Le E Street Band passe directement à l'action. Après avoir joué Badlands, l'hymne pour les mécontents qui ouvre chaque concert, et issu de Darkness On The Edge Of Town, l'album de 1978, Springsteen réclame la chanson au thème similaire, The Ghost Of Tom Joad, une lamentation acoustique troublante de son album éponyme de 1995, mais jouée maintenant de façon plus dure par le groupe au complet. Au milieu de la chanson, il lève une main et le groupe s'arrête. "Essayons quelque chose d'un peu différent" dit-il. En quelques minutes, le refrain final est reconstruit autour d'une harmonie spontanée chantée par le groupe. "Ok, nous l'avons" annonce Springsteen, après l'avoir répété trois fois.

Une heure plus tard, le Toyota Centre est rempli d'un public composé en majorité d'américains blancs de la classe moyenne, qui ont entre 30 et 40 ans. Juste après 20 heures, les lumières s'éteignent. Le bruit de milliers de personnes qui entonnent "Broooooce" gronde comme le tonnerre.

Pendant les 02 heures et demi suivantes, Springsteen et le groupe font ce qu'ils ont fait chaque soir où ils ont travaillé durant ces quatre dernières décennies: jouer avec la passion et la puissance de ceux qui ont encore tout à prouver. La facilité que Bruce a exhibée pendant le soundcheck s'en est allée, faisant place à une intensité évangélique. Quand il tape des pieds, fait des glissades et charge, c'est comme si, d'une certaine manière, il avait arrêté le temps.

Pendant la chanson très Roy Orbison, Working On A Dream, il présente son ordre du jour. "Ici ce soir, nous construisons une maison dédiée à la musique" hurle-t-il comme un aboyeur de foire. "Nous avons le bon bois et le mauvais bois, les bonnes nouvelles et les mauvaises nouvelles".

Pour les "mauvaises nouvelles", il y a un triptyque de ses chansons les plus austères - Seeds, Johnny 99 et celle déjà mentionné plus haut ...Tom Joad: des chansons qui se situent au cœur des terres arides américaines. Leurs personnages, les opprimés et les dépossédés. La nouvelle version de ...Tom Joad est rallongée par un solo de Nils Lofgren, le guitariste-nain qui saute d'un pied sur l'autre, extirpant des vagues de notes hurlantes.
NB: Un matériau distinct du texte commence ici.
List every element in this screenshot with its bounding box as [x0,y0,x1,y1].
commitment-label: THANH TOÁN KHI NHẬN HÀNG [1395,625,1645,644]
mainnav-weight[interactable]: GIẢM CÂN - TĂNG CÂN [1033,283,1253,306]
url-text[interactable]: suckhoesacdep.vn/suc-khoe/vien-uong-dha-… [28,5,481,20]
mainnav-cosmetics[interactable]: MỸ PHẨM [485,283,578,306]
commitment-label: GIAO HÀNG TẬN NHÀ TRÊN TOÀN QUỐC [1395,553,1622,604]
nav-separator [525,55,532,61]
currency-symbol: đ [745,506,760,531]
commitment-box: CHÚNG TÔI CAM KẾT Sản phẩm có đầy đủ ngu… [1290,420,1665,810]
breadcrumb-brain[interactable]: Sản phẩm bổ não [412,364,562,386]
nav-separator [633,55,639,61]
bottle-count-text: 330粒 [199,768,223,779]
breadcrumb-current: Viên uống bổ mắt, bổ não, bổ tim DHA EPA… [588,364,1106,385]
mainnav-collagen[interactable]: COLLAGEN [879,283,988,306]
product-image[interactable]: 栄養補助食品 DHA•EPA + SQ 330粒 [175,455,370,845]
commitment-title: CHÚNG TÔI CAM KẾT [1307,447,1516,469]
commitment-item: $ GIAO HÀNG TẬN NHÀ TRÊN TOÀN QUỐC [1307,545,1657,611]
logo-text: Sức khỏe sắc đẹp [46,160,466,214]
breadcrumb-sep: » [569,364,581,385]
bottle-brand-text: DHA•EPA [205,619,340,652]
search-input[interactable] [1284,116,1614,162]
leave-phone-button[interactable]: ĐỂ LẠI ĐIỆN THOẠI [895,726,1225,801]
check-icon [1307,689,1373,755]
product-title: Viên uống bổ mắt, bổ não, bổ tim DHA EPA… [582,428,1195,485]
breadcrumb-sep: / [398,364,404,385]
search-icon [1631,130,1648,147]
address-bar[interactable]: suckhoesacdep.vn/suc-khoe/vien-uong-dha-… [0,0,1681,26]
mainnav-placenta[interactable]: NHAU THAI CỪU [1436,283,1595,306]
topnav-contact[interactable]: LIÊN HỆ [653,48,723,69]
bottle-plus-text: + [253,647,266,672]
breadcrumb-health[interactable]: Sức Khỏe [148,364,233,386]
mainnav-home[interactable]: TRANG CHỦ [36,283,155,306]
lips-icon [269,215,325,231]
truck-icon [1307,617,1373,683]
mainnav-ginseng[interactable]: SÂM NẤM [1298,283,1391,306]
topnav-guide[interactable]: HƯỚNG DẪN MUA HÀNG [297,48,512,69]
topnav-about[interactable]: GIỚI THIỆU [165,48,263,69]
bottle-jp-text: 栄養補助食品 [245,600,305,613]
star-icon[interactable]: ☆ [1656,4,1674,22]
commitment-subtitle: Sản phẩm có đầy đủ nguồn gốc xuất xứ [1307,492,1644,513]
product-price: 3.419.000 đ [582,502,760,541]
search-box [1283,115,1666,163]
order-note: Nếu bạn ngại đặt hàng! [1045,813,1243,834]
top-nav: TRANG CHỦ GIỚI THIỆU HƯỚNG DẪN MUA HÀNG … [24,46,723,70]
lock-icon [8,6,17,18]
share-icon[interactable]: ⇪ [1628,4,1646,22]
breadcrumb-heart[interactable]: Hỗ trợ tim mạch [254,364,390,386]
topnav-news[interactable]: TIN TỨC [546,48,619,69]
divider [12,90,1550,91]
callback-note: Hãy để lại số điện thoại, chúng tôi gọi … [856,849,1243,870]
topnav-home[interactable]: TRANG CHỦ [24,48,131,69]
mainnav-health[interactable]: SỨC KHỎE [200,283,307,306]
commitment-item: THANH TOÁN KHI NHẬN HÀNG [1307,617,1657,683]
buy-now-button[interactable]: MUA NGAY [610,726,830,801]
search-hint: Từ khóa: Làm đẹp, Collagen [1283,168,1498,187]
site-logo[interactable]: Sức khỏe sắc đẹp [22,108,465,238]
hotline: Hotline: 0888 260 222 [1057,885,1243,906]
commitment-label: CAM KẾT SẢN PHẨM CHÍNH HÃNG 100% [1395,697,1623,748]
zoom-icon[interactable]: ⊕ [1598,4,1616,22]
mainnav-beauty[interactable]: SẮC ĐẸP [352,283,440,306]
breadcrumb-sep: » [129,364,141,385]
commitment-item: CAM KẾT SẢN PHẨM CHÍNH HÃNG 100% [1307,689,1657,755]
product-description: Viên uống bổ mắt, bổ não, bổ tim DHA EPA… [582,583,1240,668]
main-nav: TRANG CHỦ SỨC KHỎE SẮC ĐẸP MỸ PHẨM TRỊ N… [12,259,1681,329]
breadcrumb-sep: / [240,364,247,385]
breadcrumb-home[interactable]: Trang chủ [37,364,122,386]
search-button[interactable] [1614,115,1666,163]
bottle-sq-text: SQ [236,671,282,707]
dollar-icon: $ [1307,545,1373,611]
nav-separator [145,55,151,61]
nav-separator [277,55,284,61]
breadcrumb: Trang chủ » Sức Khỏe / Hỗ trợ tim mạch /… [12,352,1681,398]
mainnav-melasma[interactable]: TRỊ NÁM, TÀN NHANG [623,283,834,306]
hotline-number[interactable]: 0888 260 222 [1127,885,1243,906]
Le "bon bois" est partout ailleurs pour la plupart, notamment dans la partie des requêtes du concert. A ce moment-là, Springsteen ramasse des poignées de bannières dans la foule, chacune avec le titre d'une chanson écrite dessus - généralement- ancienne, très peu jouée. Il y a un grand sens théâtral à le voir montrer sa sélection avec exubérance, puis à regarder comment lui et le groupe redécouvrent littéralement leur passé.

"Vous venez juste de voir l'incroyable E Street Band qui agite les âmes, fait trembler la terre, fait prendre du Viagra", dit Springsteen à Houston, à la fin d'un rappel de six chansons. Et puis il est parti, le boulot est fait.

"Le concert commence à prendre une sorte de sens émotionnel" dit Bruce Springsteen, les yeux fermés comme s'il s'exprimait de mémoire. Nous sommes devant sa loge depuis une demi-heure. Toujours dans ses vêtements de scène, il est trempé de sueur, mais toujours excité. Il boit à petites gorgées dans un gobelet en polystyrène la goutte de Bourbon qu'il s'autorise après un concert. "Les gens savent ce qui se passe dehors, et si notre groupe peut vous donner quelque chose, c'est une petite matrice sur la façon dont vous pouvez trouver votre chemin à travers l'époque dans laquelle vous vivez. C'est notre service".

Il parle encore et puis lève les yeux, sortant de la rêverie où il se trouvait. ''Ok, les gars, on se revoit à Denver'' dit-il, en offrant une autre poignée de mains, qui vous serre comme un étau.

Alors que nous, journaliste de Q, nous nous préparons à retourner à notre hôtel, nous sommes interceptés par Barbara Carr, l'associée compétente de Jon Landau pour le management. Si nous convenons que les conversations privées resteront hors enregistrement, nous pourrions prendre l'avion pour Denver avec Springsteen et le groupe dans leur avion privé. Nous acceptons de nous revoir dans deux jours.